Share your dilemmas and get honest opinions from other Mumsnetters.

To wonder why people have Christenings?

53 replies

PisforPeter · 11/05/2014 17:57

If you are not going to bring your children to church regularly???

OP posts:
foslady · 11/05/2014 23:38

I had dd baptised as even though I am not a regular attender (although I did used to be), my faith was quite strong then (life events have now got me questioning more) bit the one thing I remember from confirmation classes that my Minister said was that the church was not a building, that was bricks and mortar, but was the people who attended, the the church could be a body of many or a body of one.

It's one of those things that is purely personal. If it's for schools fine, their choice, mine was for a set of values that I wanted for her that not only I but the wider family have instilled.
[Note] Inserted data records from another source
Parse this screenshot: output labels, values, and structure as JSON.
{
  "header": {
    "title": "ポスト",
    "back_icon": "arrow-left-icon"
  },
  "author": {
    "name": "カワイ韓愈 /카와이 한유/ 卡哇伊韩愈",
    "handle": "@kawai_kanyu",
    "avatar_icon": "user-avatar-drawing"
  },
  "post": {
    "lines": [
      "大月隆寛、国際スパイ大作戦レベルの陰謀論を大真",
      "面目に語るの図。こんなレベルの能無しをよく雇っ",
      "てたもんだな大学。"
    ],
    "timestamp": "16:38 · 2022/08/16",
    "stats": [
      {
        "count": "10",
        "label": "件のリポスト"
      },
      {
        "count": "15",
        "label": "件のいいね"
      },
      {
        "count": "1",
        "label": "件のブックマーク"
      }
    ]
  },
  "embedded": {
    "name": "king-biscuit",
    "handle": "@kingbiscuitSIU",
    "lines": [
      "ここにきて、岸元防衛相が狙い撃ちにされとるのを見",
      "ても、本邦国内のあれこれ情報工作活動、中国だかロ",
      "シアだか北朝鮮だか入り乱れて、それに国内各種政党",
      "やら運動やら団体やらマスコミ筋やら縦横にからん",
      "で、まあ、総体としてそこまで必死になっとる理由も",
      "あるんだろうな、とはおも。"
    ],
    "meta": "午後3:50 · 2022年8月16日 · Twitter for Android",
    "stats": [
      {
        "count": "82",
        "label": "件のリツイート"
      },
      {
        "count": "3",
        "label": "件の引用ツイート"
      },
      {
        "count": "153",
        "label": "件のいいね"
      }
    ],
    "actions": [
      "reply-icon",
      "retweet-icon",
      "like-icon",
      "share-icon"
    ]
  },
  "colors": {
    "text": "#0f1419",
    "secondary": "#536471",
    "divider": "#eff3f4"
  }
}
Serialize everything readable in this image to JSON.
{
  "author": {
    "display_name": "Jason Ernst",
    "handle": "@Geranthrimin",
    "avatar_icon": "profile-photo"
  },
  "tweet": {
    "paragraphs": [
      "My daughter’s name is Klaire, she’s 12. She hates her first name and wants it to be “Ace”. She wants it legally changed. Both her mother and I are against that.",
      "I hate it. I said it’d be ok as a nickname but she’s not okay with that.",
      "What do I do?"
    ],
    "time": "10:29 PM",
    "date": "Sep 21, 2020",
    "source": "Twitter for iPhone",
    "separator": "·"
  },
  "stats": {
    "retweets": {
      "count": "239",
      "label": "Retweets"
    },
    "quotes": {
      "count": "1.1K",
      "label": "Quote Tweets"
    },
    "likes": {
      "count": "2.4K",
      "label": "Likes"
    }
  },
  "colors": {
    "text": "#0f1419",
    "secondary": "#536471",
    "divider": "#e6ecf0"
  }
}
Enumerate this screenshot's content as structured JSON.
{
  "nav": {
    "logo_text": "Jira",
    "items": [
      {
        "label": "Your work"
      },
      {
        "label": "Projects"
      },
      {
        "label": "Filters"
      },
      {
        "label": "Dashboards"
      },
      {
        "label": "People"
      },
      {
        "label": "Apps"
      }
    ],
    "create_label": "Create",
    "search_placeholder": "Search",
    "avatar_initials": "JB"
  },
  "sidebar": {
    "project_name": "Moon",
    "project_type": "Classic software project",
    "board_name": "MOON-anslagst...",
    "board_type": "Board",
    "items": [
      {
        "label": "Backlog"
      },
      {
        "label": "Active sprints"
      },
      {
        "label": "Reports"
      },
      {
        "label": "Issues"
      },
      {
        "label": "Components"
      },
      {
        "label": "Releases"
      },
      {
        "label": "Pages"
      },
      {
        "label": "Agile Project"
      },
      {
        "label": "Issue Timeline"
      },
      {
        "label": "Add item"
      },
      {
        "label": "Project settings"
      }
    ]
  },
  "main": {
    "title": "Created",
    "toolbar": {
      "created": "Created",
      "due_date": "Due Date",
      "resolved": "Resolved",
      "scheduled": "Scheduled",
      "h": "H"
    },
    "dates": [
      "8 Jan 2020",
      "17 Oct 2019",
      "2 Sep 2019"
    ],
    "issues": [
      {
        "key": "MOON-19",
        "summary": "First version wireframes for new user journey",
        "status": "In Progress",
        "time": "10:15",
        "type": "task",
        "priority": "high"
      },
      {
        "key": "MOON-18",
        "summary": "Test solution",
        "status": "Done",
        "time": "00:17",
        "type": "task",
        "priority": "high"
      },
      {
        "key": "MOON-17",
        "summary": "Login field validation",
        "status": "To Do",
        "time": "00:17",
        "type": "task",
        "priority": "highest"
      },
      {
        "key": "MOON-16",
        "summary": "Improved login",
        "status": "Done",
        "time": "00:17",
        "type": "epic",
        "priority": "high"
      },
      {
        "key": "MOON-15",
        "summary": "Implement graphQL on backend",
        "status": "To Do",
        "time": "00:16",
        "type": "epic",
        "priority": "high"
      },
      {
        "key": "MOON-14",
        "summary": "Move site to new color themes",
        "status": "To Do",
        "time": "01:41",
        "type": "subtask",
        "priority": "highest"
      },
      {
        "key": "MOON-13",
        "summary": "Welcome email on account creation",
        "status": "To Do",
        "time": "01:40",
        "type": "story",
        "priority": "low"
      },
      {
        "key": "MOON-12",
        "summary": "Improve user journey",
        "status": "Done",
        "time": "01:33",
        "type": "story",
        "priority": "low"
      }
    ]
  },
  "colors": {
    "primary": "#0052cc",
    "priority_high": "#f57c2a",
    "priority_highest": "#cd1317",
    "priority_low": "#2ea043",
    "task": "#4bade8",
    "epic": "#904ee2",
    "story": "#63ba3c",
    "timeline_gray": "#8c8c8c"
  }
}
I consider we've kept our vows (and yes, I can remember the date it was held on and it wasn't the anniversary of another significant event!)

Alisvolatpropiis · 11/05/2014 23:44

People might be inclined to have their child christened because - "what if my atheist belief is wrong and they die too young to make an informed decision about religion and suffer the consequences".

PleaseJustShootMeNow · 11/05/2014 23:52

DS will be baptised soon because I'm a Christian and it's important to me. I rarely go to church though, but this is not a reflection of my faith. It's purely down to my complete inability to drag myself out of bed to be there at 9.00 am on a Sunday morning. Every week I tell myself I'll be better and get there next Sunday.

DoJo · 11/05/2014 23:54

Perhaps because they like what the church stands for and value the moral framework and belief system that has been an important part of their lives, but find the way that the church, as an organisation, conducts its business to be abhorrent.

DoJo · 11/05/2014 23:57

I think attending church is a huge part of being Christian - that argument doesn't wash - how do you confess, or take sacrament or join in the wider church community, or tithe, or do good deeds with your church

You may think that, but does god agree?

MollyBdenum · 11/05/2014 23:59

Baptism without regular attendance won't get you far in applying to am oversubscribed school.

chicaguapa · 12/05/2014 00:07

Good question. We had both DC baptised but neither DH or I is religious and we didn't get married in a church.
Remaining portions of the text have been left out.